Camp Mom Out
It took exactly twelve days for Ax to announce that having a camp-free summer was not as good as he thought it would be. Or rather, to let me know that he was complete with his camp-free experience and now was ready, for, camp.
It would have happened sooner if not for his beloved cousin’s visit and several heavily-scheduled extended play dates during the camp mom time.
What happened was, he was showing me a lego catalog with some programmable robot to build. I said, “There’s a camp that teaches how to use that.”
He said, “I don’t need to learn I already know.”
I said, “How can you know if you’ve never done it?”
And he pointed to the pictures of the buttons and gave a credible explanation for what each button did.
“Ok,” I said, “We can put it on your birthday wish list.”
But inside I was thinking of DOT, the last programmable robot we got which never gets used and will become landfill, ie: part of the problem, ie: part of what will kill my child and his children via climate crisis unless a radical solution is found, along with ...
Sorry, I promised no politics ever in this blog and yet I don’t understand how science and the planet have become political.
But anyway, camp. So that catalog thing happened and then a few hours later I got sneaky and showed him his schedule for the following week. My mom, me, his dad, his favorite babysitter, hanging out, per his request.
“Maybe I would like to try that camp,” he said.
“Oh, okay,” I said. If you want to you can. That camp is not for next week though, would you like one for next week?
“Yes.”
And without showing too much relief and excitement he and I looked at some options, he got excited about a sports camp he’s done the past three years, and we booked it.

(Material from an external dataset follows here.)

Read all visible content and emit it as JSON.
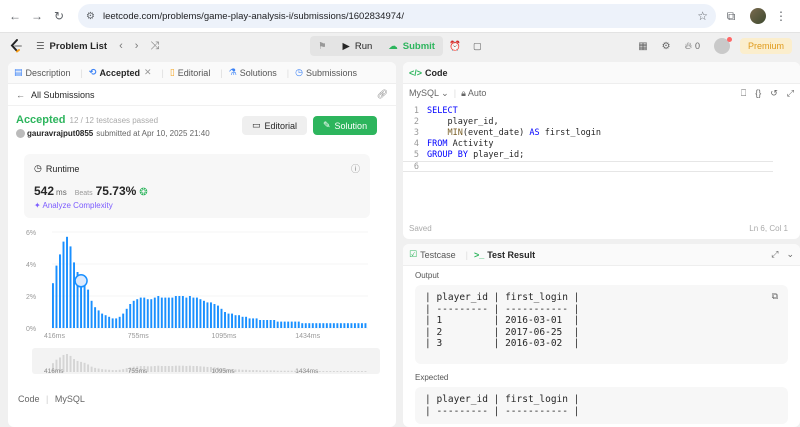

I’m so grateful I didn’t push back (too much) when he said he didn’t want to do camp this summer. I’m so grateful I didn’t do what so many people told me to do — enroll him and force him to go.
And I’m so grateful that we can afford to give our child these experiences — all of them, the leisure with family, the learning, playing, being a kid, today.
It’s not how “it used to be” where kids could just roam and get together and be free. Where we live it’s schedules and pick-ups and drop-offs and supervision. So I’m doing that. I’m gonna keep going.